We started talking about the future. I was so desperate to be released that we talked about the times when we would be free from our confinement, and I began to bargain with him. Bits of my bread for some soil he could scratch from the outside. A feather, one fell close, for an entire piece. I sold him and traded away my sustenance for smaller pieces of freedom. With each piece of freedom, I felt myself get farther and farther from the cell. I stopped tapping on the walls and I stopped talking to him. I handed my bread through the bars as he brought more and more back for me from his hole to the outside. We stopped talking completely for weeks, but the outside still arrived with each piece of bread.
Then our exchanges stopped entirely. One day, I handed my bread over and nothing came back and my worst fears were realized. I tapped on each wall of my cell, the bars too. When that didn’t work, I tapped on the floors, on my chest and skull. I took every bit of freedom I had scraped together from my partner and handed it back. I threw it back through the bars in what I thought was his face. I ate the bread I was saving and I opened my mouth for the first time in what felt like years. I wailed, cursed, and bargained my life away to whatever was behind that wall.
I cursed him for leaving me. I denied his original existence, by telling myself he was just a piece of me that I had pushed away finally. He was one last vestige of my need for others. I accepted that perhaps he had never been there or that he had died. In fact, for a brief second I felt joy that he had escaped. Then it struck me that if he had left then he had broken our covenant to leave together.

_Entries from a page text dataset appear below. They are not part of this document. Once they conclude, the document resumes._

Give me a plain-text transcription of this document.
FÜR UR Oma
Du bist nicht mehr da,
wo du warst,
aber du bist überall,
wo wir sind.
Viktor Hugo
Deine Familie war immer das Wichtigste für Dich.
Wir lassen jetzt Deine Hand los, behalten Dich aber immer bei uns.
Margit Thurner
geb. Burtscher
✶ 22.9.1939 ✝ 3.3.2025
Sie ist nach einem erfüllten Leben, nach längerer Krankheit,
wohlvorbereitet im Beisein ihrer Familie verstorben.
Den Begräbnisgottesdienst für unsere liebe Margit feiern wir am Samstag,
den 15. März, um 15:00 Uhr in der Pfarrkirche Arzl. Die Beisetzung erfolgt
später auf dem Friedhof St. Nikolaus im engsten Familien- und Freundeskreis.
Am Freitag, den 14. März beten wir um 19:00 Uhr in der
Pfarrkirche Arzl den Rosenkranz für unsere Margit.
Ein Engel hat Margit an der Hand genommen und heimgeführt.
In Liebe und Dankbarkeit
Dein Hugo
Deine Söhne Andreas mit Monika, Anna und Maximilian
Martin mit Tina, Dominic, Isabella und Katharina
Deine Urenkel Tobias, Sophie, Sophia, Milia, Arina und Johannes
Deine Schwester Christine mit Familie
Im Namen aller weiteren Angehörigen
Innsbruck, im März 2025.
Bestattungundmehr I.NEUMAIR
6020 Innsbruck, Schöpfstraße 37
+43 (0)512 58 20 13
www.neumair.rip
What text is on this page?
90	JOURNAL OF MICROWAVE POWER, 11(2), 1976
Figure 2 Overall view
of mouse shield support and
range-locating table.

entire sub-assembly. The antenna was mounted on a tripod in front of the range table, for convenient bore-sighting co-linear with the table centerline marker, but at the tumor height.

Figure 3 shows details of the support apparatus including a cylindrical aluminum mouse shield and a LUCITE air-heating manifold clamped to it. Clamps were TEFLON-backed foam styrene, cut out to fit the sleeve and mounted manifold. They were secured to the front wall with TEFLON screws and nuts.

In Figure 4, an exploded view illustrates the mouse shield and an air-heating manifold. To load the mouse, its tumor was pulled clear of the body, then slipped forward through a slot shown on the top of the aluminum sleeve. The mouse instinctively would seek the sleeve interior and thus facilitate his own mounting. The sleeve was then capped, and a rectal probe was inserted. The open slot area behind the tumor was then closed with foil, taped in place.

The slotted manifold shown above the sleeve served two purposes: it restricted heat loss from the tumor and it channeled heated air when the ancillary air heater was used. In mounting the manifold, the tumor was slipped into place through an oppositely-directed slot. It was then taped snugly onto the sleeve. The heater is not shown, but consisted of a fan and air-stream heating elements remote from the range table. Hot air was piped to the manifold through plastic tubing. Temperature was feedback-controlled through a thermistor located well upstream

I opened my mouth one more time and I told the empty prison that I would give it my soul and my eyes if it could only free me from where I was. Just let me to live on the farm from my youth and smell the coppery earth around me. I would give the emptiness behind the wall my sight if I could only sit on the bank of the stream next to my house and eat melon. I would do anything if it meant I didn’t have step on tiny dead bodies and shred my feet and knees with their tiny bones.
As soon as I said that I heard a knock, then a second knock, and a third. It kept repeating louder until each knock was deafening. I backed away from the wall and curled up as I had done so many years before. I was on my hands and knees, ears covered and eyes wide as the wall before me fell. I heard the stones fall and knock against each other. Fifteen knocks in that pattern meant one thing; twenty-two in another pattern meant something else. I heard the fall. The stones replayed my pitiful weeping, my weak arguments for freedom. In the cacophony that was the collapse of the wall, I heard my own voice come resounding back.
I climbed the rubble to the next room and felt a drop of rain touch my forehead. Another and another hit my face as the blood crust washed from my lids. I could see clearly. The wall had collapsed upon whoever was behind it and only a leg was left sticking out. But from what I saw, whoever it was had been dead for some time. The leg was nothing but crushed bones in pants torn by animal’s teeth. I discovered that a tree had demolished the entire cell weeks ago. Plants and ferns had overtaken the cell. Mushrooms clung to the bone beneath the rubble. I climbed through the hole the tree had made. I gathered some sticks off a branch with which to make a cross. I left the body as it was, under its stones, but at least I had buried it somewhat. I stumbled out of the hole left by the tree, and when my feet touched the mossy spring ground, my vision went white.